The Top 10
The four Nordic countries that have consistently held the highest positions in previous editions of the Global Gender Gap Index continue to hold privileged positions. Iceland (1) holds the top spot for the fifth consecutive year and therefore continues to be the country with the narrowest gender gap in the world. Iceland’s overall score moves up due to improvements in the Economic Participation and Opportunity and the Political Empowerment subindexes. Finland (2) continues to hold the second position despite slight losses in its overall score because of a decrease of its Economic Participation and Opportunity score. Norway (3) follows next, with a small increase in its overall score. Sweden (4) continues to hold the fourth position.
The Rankings (click on the image for full ranking)

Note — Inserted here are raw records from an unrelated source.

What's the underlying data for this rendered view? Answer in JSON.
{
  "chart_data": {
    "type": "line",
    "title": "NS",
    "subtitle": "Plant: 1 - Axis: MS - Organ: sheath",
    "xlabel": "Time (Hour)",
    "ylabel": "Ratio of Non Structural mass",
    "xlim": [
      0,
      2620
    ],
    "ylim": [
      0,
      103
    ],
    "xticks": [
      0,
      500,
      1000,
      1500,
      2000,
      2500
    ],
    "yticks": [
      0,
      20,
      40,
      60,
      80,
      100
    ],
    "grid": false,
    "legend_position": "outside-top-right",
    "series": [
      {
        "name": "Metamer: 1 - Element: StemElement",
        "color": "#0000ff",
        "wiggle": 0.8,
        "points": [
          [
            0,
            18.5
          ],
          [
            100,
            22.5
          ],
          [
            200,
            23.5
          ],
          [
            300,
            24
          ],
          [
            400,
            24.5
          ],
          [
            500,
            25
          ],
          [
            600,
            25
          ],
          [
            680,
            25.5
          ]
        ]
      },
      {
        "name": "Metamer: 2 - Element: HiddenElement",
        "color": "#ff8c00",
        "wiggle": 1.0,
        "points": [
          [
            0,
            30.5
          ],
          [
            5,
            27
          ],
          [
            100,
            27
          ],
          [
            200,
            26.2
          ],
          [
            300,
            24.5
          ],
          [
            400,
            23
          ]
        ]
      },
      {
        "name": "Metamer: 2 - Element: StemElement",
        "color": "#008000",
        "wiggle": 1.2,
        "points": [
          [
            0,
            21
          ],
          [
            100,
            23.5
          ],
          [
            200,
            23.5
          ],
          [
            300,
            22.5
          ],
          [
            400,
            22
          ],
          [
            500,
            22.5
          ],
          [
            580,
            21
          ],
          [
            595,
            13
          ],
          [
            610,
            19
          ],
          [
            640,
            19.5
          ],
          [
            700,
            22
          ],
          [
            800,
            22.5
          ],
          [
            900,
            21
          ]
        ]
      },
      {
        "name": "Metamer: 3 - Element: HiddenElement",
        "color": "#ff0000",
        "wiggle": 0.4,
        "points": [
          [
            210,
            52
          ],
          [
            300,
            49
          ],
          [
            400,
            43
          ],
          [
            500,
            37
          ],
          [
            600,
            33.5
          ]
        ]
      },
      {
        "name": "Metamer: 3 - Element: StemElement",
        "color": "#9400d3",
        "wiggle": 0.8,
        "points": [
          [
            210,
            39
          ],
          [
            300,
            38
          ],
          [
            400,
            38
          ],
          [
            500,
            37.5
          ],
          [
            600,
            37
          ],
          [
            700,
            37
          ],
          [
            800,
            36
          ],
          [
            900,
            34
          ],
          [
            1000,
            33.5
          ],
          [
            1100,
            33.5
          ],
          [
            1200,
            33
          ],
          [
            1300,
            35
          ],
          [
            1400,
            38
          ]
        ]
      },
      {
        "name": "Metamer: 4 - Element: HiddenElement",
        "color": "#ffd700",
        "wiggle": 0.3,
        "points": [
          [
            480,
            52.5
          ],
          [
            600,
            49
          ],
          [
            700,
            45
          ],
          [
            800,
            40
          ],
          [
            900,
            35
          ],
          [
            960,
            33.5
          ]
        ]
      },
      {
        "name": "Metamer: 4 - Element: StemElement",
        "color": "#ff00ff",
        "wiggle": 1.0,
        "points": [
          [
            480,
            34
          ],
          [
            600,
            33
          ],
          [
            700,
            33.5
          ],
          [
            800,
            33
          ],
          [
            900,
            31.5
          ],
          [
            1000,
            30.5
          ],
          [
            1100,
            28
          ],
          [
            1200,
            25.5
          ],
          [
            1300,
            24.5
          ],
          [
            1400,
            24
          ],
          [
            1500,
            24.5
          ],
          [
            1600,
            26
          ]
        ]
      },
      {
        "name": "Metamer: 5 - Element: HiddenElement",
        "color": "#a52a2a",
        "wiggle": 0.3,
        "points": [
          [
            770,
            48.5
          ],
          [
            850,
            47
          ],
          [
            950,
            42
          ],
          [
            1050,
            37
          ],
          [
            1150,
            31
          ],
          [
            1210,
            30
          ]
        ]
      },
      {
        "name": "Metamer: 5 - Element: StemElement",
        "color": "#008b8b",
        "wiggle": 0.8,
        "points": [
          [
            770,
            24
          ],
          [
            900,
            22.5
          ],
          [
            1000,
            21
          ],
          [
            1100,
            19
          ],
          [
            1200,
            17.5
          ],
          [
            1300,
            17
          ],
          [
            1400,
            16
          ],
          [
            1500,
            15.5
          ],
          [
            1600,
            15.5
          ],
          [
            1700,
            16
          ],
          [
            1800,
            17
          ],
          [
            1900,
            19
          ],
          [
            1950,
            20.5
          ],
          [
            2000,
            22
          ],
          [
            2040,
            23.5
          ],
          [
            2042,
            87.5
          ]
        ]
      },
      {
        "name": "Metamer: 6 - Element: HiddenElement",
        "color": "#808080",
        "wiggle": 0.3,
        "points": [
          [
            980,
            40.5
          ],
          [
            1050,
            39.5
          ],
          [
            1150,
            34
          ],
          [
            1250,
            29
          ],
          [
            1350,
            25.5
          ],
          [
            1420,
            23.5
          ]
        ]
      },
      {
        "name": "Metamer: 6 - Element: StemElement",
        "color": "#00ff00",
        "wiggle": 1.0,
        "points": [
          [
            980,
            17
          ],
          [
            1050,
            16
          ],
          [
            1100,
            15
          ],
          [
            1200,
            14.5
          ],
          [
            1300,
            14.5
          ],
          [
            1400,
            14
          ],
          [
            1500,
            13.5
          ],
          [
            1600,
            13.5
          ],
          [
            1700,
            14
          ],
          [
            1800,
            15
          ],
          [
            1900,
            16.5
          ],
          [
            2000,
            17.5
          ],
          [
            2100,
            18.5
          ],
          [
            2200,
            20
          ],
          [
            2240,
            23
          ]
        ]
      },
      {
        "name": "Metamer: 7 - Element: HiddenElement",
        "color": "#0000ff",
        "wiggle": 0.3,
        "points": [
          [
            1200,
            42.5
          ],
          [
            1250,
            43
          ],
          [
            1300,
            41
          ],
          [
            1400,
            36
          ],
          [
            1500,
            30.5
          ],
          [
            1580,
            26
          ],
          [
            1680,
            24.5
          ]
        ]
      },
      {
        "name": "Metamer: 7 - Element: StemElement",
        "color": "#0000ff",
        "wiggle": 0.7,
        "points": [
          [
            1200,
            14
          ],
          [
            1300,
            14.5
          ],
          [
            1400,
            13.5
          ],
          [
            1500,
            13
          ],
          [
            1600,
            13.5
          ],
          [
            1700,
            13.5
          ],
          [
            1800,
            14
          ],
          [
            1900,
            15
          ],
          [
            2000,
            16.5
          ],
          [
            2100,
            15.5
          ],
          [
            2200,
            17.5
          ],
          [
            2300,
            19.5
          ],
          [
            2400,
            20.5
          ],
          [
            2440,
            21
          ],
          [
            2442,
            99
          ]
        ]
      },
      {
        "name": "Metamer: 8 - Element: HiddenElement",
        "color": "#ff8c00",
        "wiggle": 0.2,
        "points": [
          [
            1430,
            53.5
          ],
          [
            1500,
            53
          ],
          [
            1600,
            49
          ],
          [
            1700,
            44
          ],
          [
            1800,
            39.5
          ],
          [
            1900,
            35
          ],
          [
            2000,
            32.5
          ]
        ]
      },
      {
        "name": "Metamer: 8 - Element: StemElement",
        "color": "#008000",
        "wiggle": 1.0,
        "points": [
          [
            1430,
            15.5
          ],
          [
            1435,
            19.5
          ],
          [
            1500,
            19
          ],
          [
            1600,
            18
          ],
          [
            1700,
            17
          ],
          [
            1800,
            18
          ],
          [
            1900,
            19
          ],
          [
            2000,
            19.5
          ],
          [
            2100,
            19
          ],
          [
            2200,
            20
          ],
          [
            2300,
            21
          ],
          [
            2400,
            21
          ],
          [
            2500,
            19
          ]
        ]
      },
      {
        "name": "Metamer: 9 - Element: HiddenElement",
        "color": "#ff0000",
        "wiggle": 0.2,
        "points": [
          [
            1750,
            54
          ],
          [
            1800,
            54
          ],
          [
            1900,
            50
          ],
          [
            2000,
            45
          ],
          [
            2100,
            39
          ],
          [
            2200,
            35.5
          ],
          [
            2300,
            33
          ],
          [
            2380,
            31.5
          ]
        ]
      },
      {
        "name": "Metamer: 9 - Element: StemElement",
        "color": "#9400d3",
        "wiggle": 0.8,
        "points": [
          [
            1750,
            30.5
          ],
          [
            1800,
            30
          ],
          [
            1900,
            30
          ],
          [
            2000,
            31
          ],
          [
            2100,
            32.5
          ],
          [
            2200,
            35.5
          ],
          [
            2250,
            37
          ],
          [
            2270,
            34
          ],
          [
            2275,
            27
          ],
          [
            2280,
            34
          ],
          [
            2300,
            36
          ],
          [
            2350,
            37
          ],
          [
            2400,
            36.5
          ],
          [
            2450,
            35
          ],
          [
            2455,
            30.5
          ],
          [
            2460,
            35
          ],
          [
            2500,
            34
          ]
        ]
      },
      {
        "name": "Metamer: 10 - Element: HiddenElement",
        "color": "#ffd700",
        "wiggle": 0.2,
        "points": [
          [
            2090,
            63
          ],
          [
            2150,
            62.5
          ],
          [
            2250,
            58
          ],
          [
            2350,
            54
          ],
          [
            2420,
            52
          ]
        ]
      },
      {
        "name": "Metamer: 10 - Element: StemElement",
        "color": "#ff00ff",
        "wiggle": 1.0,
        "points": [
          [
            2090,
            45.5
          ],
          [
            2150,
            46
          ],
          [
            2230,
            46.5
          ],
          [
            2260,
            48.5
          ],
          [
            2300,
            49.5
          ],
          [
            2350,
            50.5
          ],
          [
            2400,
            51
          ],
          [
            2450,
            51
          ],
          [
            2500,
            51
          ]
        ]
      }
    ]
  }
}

The Global Gender Gap Index introduced by the World Economic Forum in 2006, is a framework for capturing the magnitude and scope of gender-based disparities and tracking their progress. The Index benchmarks national gender gaps on economic, political, education- and health-based criteria, and provides country rankings that allow for effective comparisons across regions and income groups, and over time. The rankings are designed to create greater awareness among a global audience of the challenges posed by gender gaps and the opportunities created by reducing them. The methodology and quantitative analysis behind the rankings are intended to serve as a basis for designing effective measures for reducing gender gaps.
The Index is designed to measure gender-based gaps in access to resources and opportunities in individual countries rather than the actual levels of the available resources and opportunities in those countries. We do this in order to make the Global Gender Gap Index independent from countries’ the levels of development. In other words, the Index is constructed to rank countries on their gender gaps not on their development level. For example, rich countries have more education and health opportunities for all members of society and measures of education levels thus mainly reflect this well-known fact, although it is quite independent of the gender-related issues faced by each country at its own level of income. The Global Gender Gap Index, however, rewards countries for smaller gaps in access to these resources, regardless of the overall level of resources. Thus the Index penalizes or rewards countries based on the size of the gap between male and female enrolment rates, but not for the overall levels of education in the country.